Before I knew it, we were in f*cking deep. Attending parties with tightly interlocked fingers, eyes magnetized, sleeping with intertwined legs. Sharing the same breath, twisted in sweaty sheets. Every. Single. Night.
She was very caring. She loved to take care of me. And in those dire days, I was happy to let her take care of me.
All the hard work I had previously endured as a single girl learning how to be a grown-up woman was instantaneously squashed by my new relationship.
I believed, from the bottom of my heart, that her love was enough to sustain me.
I was convinced that when someone loves you, your individual journey of self-growth is over. If you are to grow, “you grow together.”
How wrong 22-year-old, little old me was.
The truth is just because somebody in the universe has bestowed his or her love upon you, doesn't mean you’re suddenly rescued from the life-long project of learning to love yourself -- outside of your relationship.
We talk ad nauseam about the value of self-love when we're single. Articles are endlessly written (many of which I've penned) about the poignant lessons we will learn about ourselves when living the single life.

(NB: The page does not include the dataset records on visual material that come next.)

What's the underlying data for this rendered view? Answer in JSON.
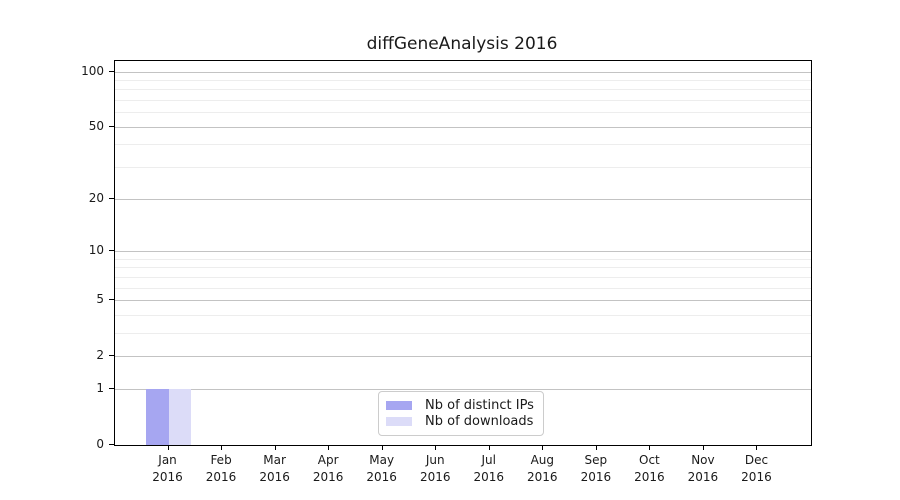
{
  "chart_data": {
    "type": "bar",
    "title": "diffGeneAnalysis 2016",
    "categories": [
      "Jan",
      "Feb",
      "Mar",
      "Apr",
      "May",
      "Jun",
      "Jul",
      "Aug",
      "Sep",
      "Oct",
      "Nov",
      "Dec"
    ],
    "category_year": "2016",
    "series": [
      {
        "name": "Nb of distinct IPs",
        "color": "#a6a6f1",
        "values": [
          1,
          0,
          0,
          0,
          0,
          0,
          0,
          0,
          0,
          0,
          0,
          0
        ]
      },
      {
        "name": "Nb of downloads",
        "color": "#dcdcf8",
        "values": [
          1,
          0,
          0,
          0,
          0,
          0,
          0,
          0,
          0,
          0,
          0,
          0
        ]
      }
    ],
    "xlabel": "",
    "ylabel": "",
    "yscale": "log1p",
    "ylim": [
      0,
      114
    ],
    "yticks": [
      0,
      1,
      2,
      5,
      10,
      20,
      50,
      100
    ],
    "yticks_minor": [
      3,
      4,
      6,
      7,
      8,
      9,
      30,
      40,
      60,
      70,
      80,
      90
    ],
    "grid": "horizontal",
    "legend_position": "lower center",
    "colors": {
      "axis": "#000000",
      "grid_major": "#c3c3c3",
      "grid_minor": "#ededed",
      "legend_border": "#cccccc",
      "text": "#1a1a1a"
    }
  }
}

For we frame newfound singledom as a shining, golden opportunity to finally get to know your real self. It's the time to invest in cultivating authentic self-worth.
You're encouraged to explore your vast array of interests to the fullest capacity:
Take that yoga class. Climb the f*cking mountain. Travel the great expanse of the big and beautiful world with a slew of your fabulous and single girlfriends. Hungrily read every single self-help book ever written. Take yourself out on dates. See a therapist. See a hypnotist. See a life coach. See an “intuitive reader.”

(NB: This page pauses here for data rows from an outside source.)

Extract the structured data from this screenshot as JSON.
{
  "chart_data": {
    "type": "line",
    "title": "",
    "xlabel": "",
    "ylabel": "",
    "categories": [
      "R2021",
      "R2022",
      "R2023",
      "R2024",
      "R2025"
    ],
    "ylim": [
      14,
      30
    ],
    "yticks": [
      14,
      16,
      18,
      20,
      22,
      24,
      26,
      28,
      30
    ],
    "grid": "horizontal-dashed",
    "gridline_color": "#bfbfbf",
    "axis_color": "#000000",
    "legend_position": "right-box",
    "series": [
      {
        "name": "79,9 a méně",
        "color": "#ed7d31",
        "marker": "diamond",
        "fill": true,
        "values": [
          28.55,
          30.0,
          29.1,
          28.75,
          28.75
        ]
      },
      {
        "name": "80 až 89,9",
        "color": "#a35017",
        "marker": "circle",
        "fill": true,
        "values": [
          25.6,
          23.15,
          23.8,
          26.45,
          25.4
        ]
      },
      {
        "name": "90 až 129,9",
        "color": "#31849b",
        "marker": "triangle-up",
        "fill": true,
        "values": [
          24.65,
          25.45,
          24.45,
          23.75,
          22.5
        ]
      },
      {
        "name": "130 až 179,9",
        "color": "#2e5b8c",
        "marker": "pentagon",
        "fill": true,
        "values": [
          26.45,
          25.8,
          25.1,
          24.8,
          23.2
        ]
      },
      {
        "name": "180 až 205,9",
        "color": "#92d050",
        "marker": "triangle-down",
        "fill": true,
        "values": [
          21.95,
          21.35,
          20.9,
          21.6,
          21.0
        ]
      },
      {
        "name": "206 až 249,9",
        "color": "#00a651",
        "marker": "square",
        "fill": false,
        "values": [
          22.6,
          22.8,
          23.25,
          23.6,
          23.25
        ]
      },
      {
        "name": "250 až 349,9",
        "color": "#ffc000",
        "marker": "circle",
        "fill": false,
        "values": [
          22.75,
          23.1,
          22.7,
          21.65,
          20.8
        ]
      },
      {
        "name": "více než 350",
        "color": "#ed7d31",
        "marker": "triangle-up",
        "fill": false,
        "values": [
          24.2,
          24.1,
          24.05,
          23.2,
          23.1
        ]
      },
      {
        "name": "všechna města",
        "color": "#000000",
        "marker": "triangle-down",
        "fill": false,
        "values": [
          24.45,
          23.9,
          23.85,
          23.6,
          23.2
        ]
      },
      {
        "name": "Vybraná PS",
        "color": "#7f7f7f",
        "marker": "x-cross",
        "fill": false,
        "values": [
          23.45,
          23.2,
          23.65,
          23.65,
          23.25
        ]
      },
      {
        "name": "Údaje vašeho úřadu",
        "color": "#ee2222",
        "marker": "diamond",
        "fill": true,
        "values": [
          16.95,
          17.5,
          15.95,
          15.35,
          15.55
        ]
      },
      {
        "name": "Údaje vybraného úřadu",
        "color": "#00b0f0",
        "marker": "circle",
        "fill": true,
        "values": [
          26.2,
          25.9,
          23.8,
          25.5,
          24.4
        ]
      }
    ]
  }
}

It's no secret that being single serves as a prime opportunity to nurture yourself, but what happens when you fall in love with someone else? Do all the missing pieces, all the broken parts, fall magically into place?

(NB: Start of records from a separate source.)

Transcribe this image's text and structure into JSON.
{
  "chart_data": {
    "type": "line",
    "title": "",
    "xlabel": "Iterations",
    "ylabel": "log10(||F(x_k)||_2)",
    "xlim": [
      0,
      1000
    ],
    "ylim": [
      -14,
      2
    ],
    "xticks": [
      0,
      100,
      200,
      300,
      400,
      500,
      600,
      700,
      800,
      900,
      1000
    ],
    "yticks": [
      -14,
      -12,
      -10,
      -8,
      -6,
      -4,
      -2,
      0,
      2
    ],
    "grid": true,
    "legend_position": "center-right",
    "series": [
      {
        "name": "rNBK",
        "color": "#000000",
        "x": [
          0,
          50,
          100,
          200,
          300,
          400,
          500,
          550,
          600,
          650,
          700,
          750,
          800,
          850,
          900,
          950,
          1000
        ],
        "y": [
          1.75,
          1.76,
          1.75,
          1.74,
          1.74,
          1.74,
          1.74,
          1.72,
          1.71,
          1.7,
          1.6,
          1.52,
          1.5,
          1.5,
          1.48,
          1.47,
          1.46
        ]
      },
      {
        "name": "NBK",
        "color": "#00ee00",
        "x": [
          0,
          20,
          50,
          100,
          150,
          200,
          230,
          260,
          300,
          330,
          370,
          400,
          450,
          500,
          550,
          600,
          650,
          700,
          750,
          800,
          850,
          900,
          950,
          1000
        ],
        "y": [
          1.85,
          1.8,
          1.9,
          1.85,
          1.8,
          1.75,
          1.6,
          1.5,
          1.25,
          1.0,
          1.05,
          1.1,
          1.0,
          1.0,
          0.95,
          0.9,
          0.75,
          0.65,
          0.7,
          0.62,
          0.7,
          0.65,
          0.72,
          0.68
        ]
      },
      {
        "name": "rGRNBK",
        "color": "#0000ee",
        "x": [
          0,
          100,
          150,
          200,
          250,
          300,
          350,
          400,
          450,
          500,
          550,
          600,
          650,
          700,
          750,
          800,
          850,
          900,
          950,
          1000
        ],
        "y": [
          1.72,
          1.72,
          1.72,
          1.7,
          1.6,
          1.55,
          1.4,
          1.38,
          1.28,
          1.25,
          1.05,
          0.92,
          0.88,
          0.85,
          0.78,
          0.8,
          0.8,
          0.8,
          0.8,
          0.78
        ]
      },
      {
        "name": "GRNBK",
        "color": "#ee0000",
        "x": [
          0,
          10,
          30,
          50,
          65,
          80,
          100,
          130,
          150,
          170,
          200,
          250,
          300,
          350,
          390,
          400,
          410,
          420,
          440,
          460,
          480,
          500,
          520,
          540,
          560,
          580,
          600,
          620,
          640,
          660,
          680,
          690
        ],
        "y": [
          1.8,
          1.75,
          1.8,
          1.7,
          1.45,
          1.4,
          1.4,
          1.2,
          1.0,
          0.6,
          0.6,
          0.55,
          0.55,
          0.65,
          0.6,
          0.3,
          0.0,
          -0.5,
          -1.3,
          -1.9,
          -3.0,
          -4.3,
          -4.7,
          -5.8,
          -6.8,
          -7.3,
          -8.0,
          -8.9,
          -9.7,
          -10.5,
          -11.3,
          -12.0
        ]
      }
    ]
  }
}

Nah, save it for the fairy tales and the trite rom-coms starring basic bitches. It doesn't work like that.
I should know. I tried, and it served as the detriment of my relationship.
All of the unexamined traumas, festering insecurities and teeming anxieties were still lurking beneath the surface of my skin, even though someone loved me.
I thought love was like a strong vacuum that can suck the mess and the self-hatred away. But the trouble is a lover is just a lover.
A lover isn't to be used as a Band-Aid. And even if a lover was a Band-Aid, a Band-Aid isn't designed to last forever. Eventually, you have to tear off the adhesive and treat the infection, even though it might sting at first.
If you don't continue to treat the wounds that exist in your life while you’re in love, the pain will transfer into other areas of your life -- like your relationship.
Because I stopped working on myself while in a relationship, I became convinced that my lover was my lifeline. I lost confidence that I could even survive without her. This creates a very, very dangerous co-dependency.
All of my self-esteem was reliant on her. No amount of compliments in the world, even if they're coming from the lips of the person you love the most, can replace genuine confidence.
I'm not saying you need to break up and dramatically tear away from the one you love because you don't feel whole by yourself yet.
What I'm saying is this: The love you’re receiving from your partner, while absolutely precious and beautiful, doesn't replace the love you need to garner from yourself.
“We” is wonderful, but “I” is powerful. “I” is everything.
Don't let the throes of love stop you from engaging in the greatest relationship of your lifetime. The one you have with yourself.
True happiness isn't in the arms of another person. A relationship, love, romance -- they're amazing outside additions to your life. But another person doesn't define your life. You define your life.
A relationship is not a shortcut to happiness. There are no shortcuts to happiness.
It's not okay to walk away from yourself because you're walking toward someone else.
Because, at the end of the day, you will never be as connected to another person as you are with yourself. You have you for life. Make that relationship your most healthy and loving relationship.
Because it's the one thing no one can ever, ever take away from you.